For our exercise, we have extracted the bidding data for two days: 11 October 2017 and 14 February 2018. These two days were very similar in terms of price outcomes. The 30 minute spot price peaked at $259/MWh on 11 October 2017 compared with $338/MWh on 14 February 2018. Furthermore, both days had a similar average daily price ($115/MWh on 11 October compared with $105/MWh on 14 February). Despite these similarities, the bidding data tells a very different story in terms of how close each of these days came to a price spike.

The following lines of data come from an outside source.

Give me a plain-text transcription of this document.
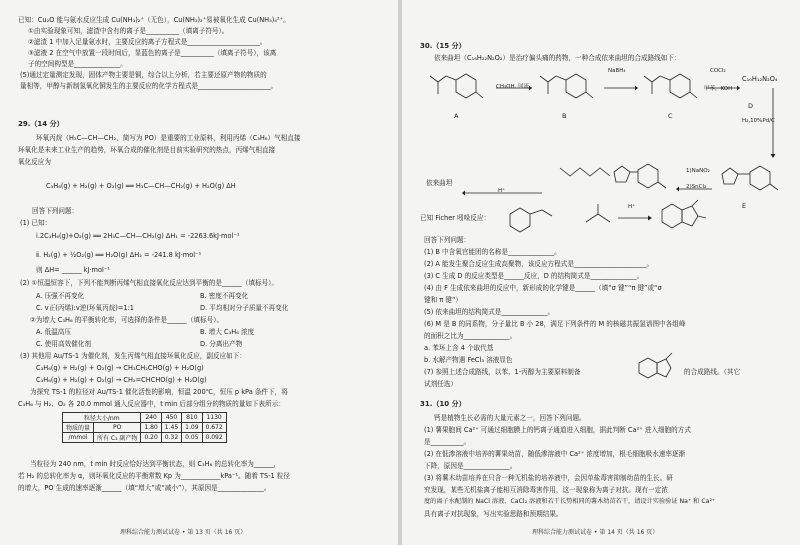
已知：Cu₂O 能与氨水反应生成 Cu(NH₃)₂⁺（无色），Cu(NH₃)₂⁺易被氧化生成 Cu(NH₃)₄²⁺。
①由实验现象可知，滤渣中含有的离子是__________（填离子符号）。
②滤渣 1 中加入足量氨水时，主要反应的离子方程式是______________________。
③滤液 2 在空气中放置一段时间后，显蓝色的离子是__________（填离子符号），该离
子的空间构型是______________。
(5)通过定量测定发现，固体产物主要是铜，综合以上分析，若主要还原产物的物质的
量相等，甲醇与新制氢氧化铜发生的主要反应的化学方程式是______________________。
29.（14 分）
环氧丙烷（H₃C—CH—CH₂，简写为 PO）是重要的工业原料，利用丙烯（C₃H₆）气相直接
环氧化是未来工业生产的趋势，环氧合成的催化剂是目前实验研究的热点，丙烯气相直接
氧化反应为
C₃H₆(g) + H₂(g) + O₂(g) ══ H₃C—CH—CH₂(g) + H₂O(g) ΔH
回答下列问题：
(1) 已知：
ⅰ.2C₃H₆(g)+O₂(g) ══ 2H₃C—CH—CH₂(g) ΔH₁ = -2263.6kJ·mol⁻¹
ⅱ. H₂(g) + ½O₂(g) ══ H₂O(g) ΔH₂ = -241.8 kJ·mol⁻¹
则 ΔH= ______ kJ·mol⁻¹
(2) ①恒温恒容下，下列不能判断丙烯气相直接氧化反应达到平衡的是______（填标号）。
A. 压强不再变化	B. 密度不再变化
C. v正(丙烯):v逆(环氧丙烷)=1:1	D. 平均相对分子质量不再变化
②为增大 C₃H₆ 的平衡转化率，可选择的条件是______（填标号）。
A. 低温高压	B. 增大 C₃H₆ 浓度
C. 使用高效催化剂	D. 分离出产物
(3) 其他用 Au/TS-1 为催化剂，发生丙烯气相直接环氧化反应，副反应如下：
C₃H₆(g) + H₂(g) + O₂(g) → CH₃CH₂CHO(g) + H₂O(g)
C₃H₆(g) + H₂(g) + O₂(g) → CH₂=CHCHO(g) + H₂O(g)
为探究 TS-1 的粒径对 Au/TS-1 催化活性的影响，恒温 200℃，恒压 p kPa 条件下，将
C₃H₆ 与 H₂、O₂ 各 20.0 mmol 通入反应器中，t min 后部分组分的物质的量如下表所示：
粒径大小/nm		240	450	810	1130
物质的量	PO	1.80	1.45	1.09	0.672
/mmol	所有 C₃ 副产物	0.20	0.32	0.05	0.092
当粒径为 240 nm，t min 时反应恰好达到平衡状态，则 C₃H₆ 的总转化率为______，
若 H₂ 的总转化率为 α，则环氧化反应的平衡常数 Kp 为____________kPa⁻¹。随着 TS-1 粒径
的增大，PO 生成的速率逐渐______（填“增大”或“减小”），其原因是______________。
理科综合能力测试试卷 • 第 13 页（共 16 页）
30.（15 分）
依来曲坦（C₁₆H₂₂N₂O₂）是治疗偏头痛的药物，一种合成依来曲坦的合成路线如下：
A
CH₃OH, 回流
B
NaBH₄
C
COCl₂
甲苯，KOH
C₁₀H₁₂N₂O₄
H₂,10%Pd/C
D
E
1)NaNO₂
2)SnCl₂
H⁺
依来曲坦
已知 Ficher 吲哚反应：
H⁺
回答下列问题：
(1) B 中含氧官能团的名称是______________。
(2) A 能发生聚合反应生成高聚物，该反应方程式是______________________。
(3) C 生成 D 的反应类型是______反应，D 的结构简式是______________。
(4) 由 F 生成依来曲坦的反应中，新形成的化学键是______（填“σ 键”“π 键”或“σ
键和 π 键”）
(5) 依来曲坦的结构简式是______________。
(6) M 是 B 的同系物，分子量比 B 小 28，满足下列条件的 M 的核磁共振氢谱图中各组峰
的面积之比为______________。
a. 苯环上含 4 个取代基
b. 水解产物遇 FeCl₃ 溶液显色
(7) 参照上述合成路线，以苯、1-丙醇为主要原料制备	的合成路线。（其它
试剂任选）
31.（10 分）
钙是植物生长必需的大量元素之一，回答下列问题。
(1) 薯果胞间 Ca²⁺ 可通过细胞膜上的钙离子通道进入细胞，据此判断 Ca²⁺ 进入细胞的方式
是__________。
(2) 在低渗溶液中培养的薯果幼苗，随低渗溶液中 Ca²⁺ 浓度增加，根毛细胞吸水速率逐渐
下降，原因是______________。
(3) 将薯木幼苗培养在只含一种无机盐的培养液中，会因单盐毒害抑制幼苗的生长。研
究发现，某些无机盐离子能相互消除毒害作用，这一现象称为离子对抗。现有一定浓
度的离子水配制的 NaCl 溶液、CaCl₂ 溶液和若干长势相同的薯木幼苗若干，请设计实验验证 Na⁺ 和 Ca²⁺
具有离子对抗现象，写出实验思路和预期结果。
理科综合能力测试试卷 • 第 14 页（共 16 页）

Figure 3 shows a comparison of the generator bidstack for each day. We have shown the dispatch interval where pricing was the closest to spiking on each respective day. The regional bidstacks (in teal) have been adjusted to account for constraints and imports via the interconnectors. In red, we have the corresponding electricity demand for that particular dispatch interval. The data shows that 11 October 2017 was more than 600 MW away from reaching price levels greater than $10,000/MWh. In contrast, 14 February 2018 was a knife’s edge away from very high pricing with very little room for things to go wrong in the market. QLD energy consumers were very lucky to walk away from the heatwave relatively unscathed.
Coal and gas generators were less available when needed the most
In addition to the static snapshot in Figure 3, we also examined how the bidding behaviour of QLD generators evolved on 14 February 2018. The video below is an animation from NemSight. It shows how the volume offered, and the price at which it was offered, changed throughout the day. The interesting thing to note is the dropping availability in the afternoon, which pushes prices closer to the brown zone (>$10,000/MWh).
This reduction in availability was predominately due to Gladstone (black coal), Millmerran (black coal), and Braemar 1 (gas) as shown in Figure 4. These fossil fuel generators lost availability when needed the most in the late afternoon. This raises several questions for policy makers. In particular, what portion of fossil fuel capacity can reliably meet peak demand?
If there is one thing that our analysis here has shown, it is that when it comes to the energy market, there is almost always more than meets the eye. This highlights the need to understand underlying market dynamics rather than relying on conventional wisdom or incomplete data to make decisions. This is more important now than ever as we enter an unprecedented transformation of the electricity sector.